Le deuxième avantage du vote alternatif en représentation proportionnelle est d’influencer utilement les alliances entre partis. La représentation proportionnelle favorise le multipartisme, qui rend souvent nécessaires les gouvernements de coalition. Dans certains pays (l’Allemagne de Weimar, la France de la Quatrième république, la Turquie ou Israà«l) ces coalitions ont été instables ou paralysées, et scandaleuses aux yeux de nombreux citoyens. Dans d’autres pays (les Pays-Bas, l’Espagne, l’Allemagne ou la France d’aujourd’hui), ces coalitions sont idéologiquement cohérentes, prévisibles et approuvées par les électeurs. Le vote alternatif donne à ces derniers le moyen de faire connaître leur opinion sur les alliances acceptables et de sanctionner les partis qui n’en tiennent pas compte. Par conséquent, si on adopte un mode de scrutin proportionnel, on devrait toujours lui greffer une forme de vote alternatif comme antidote aux coalitions gouvernementales incohérentes.

Avec un mode de scrutin mixte on peut aussi utiliser la formule du vote alternatif, soit pour élire les députés dans les circonscriptions uninominales, ce que recommande le rapport Jenkins présentement en débat en Grande- Bretagne, soit pour améliorer la partie proportionnelle du vote, soit pour faire les deux à la fois.

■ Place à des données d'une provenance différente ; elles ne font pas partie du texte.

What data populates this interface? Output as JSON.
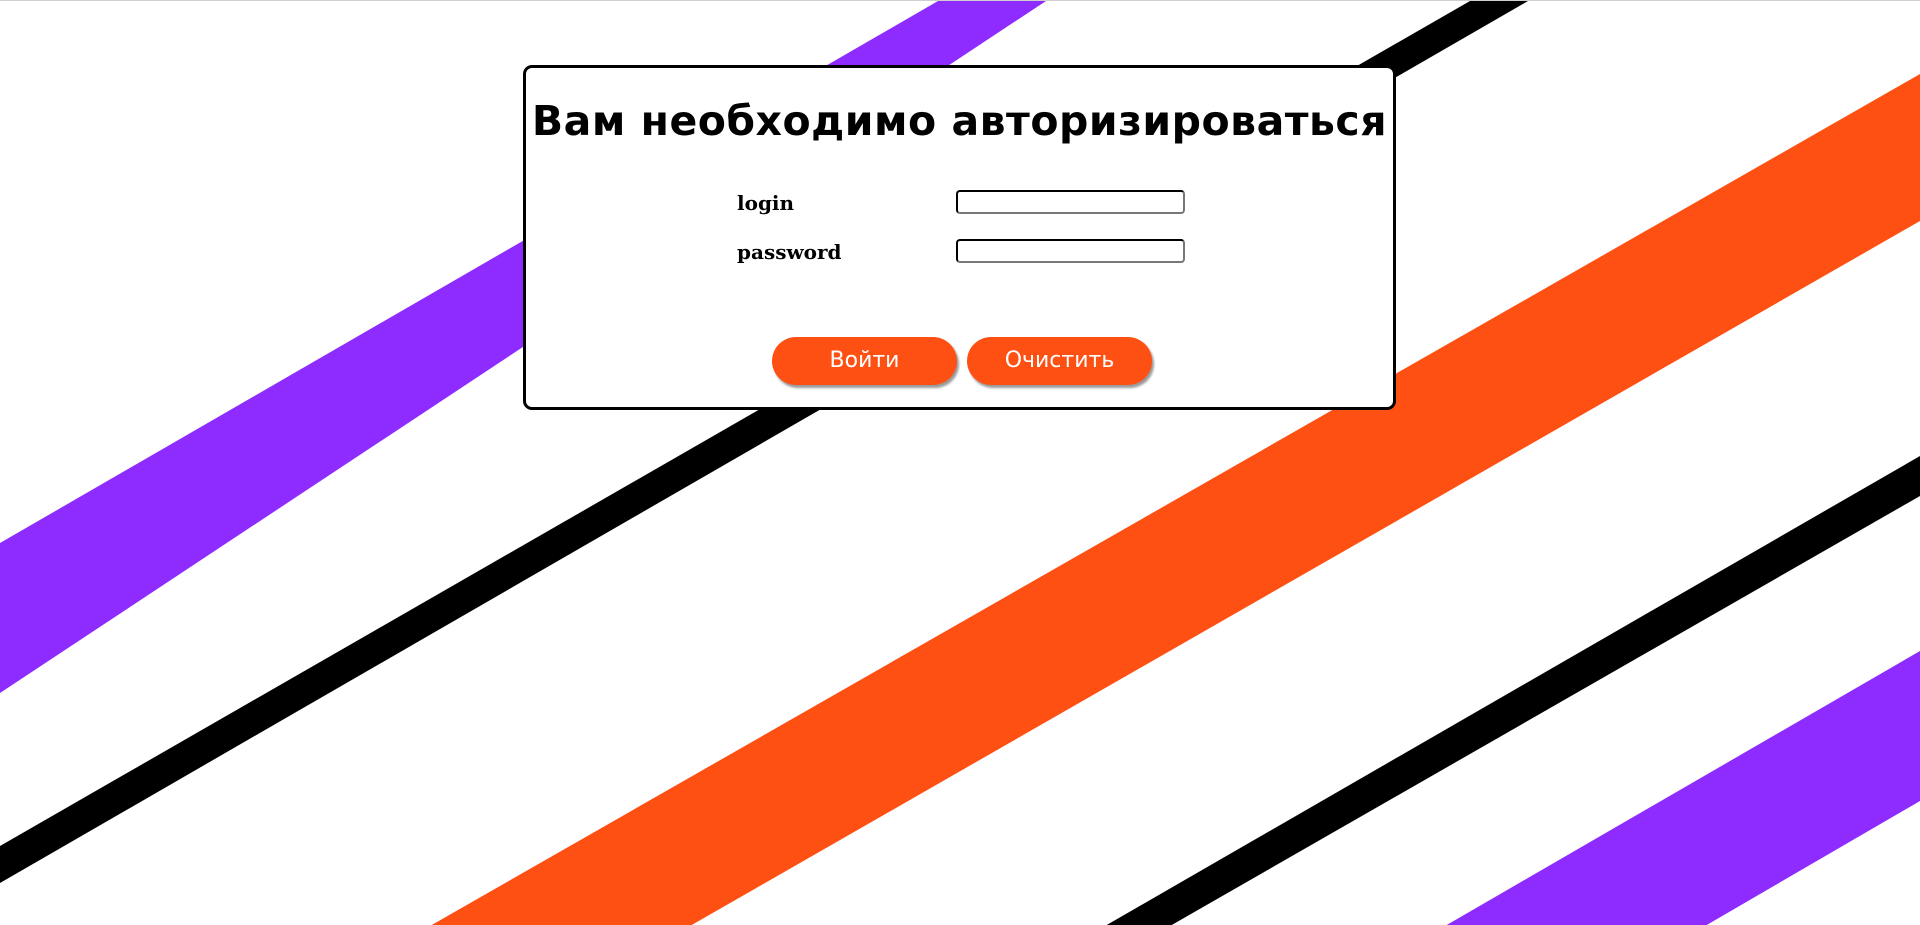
{
  "colors": {
    "purple_stripe": "#8e2bff",
    "orange_stripe": "#ff5014",
    "black_stripe": "#000000",
    "background": "#ffffff",
    "button": "#ff5014",
    "button_text": "#ffffff"
  },
  "login": {
    "title": "Вам необходимо авторизироваться",
    "login_label": "login",
    "login_value": "",
    "password_label": "password",
    "password_value": "",
    "submit_label": "Войти",
    "clear_label": "Очистить"
  }
}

Une des formes les plus réussies de combinaison entre représentation proportionnelle modérée et vote alternatif est le «vote unique transférable» utilisé en Irlande. Il permet aux électeurs d’indiquer à la fois leur ordre de préférences entre les partis et entre les candidats présentés par chaque parti dans des circonscriptions ayant au moins trois sièges. Ce système permet aux électeurs de voter sereinement et intelligemment. Il favorise les coalitions stables et les grands partis modérés sans priver complètement les petits partis de la possibilité de participer à la vie politique. Il devrait intéresser en priorité ceux qui pensent que la discipline de partis est devenue excessive et que les électeurs devraient avoir davantage d’influence sur le choix des personnes qui les représentent. Au Canada, il permettrait de faire disparaître l’exagération des conflits entre régions qui résulte de notre mode de scrutin actuel.

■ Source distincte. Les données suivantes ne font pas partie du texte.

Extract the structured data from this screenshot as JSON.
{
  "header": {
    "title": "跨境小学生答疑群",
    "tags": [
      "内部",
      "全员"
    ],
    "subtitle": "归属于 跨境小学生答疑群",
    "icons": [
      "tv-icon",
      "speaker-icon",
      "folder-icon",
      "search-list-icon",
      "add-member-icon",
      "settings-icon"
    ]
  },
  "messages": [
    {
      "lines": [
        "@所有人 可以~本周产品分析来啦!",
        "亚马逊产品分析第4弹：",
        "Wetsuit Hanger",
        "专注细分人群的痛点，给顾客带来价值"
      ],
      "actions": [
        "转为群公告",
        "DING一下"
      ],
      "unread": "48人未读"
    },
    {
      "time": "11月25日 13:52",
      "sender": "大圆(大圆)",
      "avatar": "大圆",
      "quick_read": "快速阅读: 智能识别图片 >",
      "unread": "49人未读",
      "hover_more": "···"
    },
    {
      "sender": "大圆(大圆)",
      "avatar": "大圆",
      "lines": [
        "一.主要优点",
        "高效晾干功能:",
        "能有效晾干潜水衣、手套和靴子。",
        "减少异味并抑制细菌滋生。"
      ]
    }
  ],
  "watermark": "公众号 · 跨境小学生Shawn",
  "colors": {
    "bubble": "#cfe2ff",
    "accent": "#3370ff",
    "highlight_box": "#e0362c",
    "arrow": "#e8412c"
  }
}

D’autres combinaisons inédites de représentation proportionnelle modérée et de vote alternatif sont possibles. Dans un texte publié par Options politiques en novembre 1997, j’ai décrit un système qui ne serait pas plus complexe que celui de l’Irlande et qui permettrait d’atteindre trois objectifs souvent considérés comme inconciliables : donner aux électeurs une influence effective sur le choix des personnes, et pas seulement des partis, qui les représentent; supprimer l’exagération des conflits entre régions; avoir quand même une probabilité au moins aussi grande qu’aujourd’hui qu’un parti soit majoritaire à la Chambre des communes.

Pour obtenir ce type de résultat il faut cesser d’enfermer les électeurs dans un choix simpliste et leur permettre d’exprimer des préférences multiples. Toute réforme électorale devrait faire une place au vote alternatif, qui permet de réaliser les meilleurs compromis entre l’égalité des citoyens, la diversité de leurs opinions et l’efficacité des procédures de décision.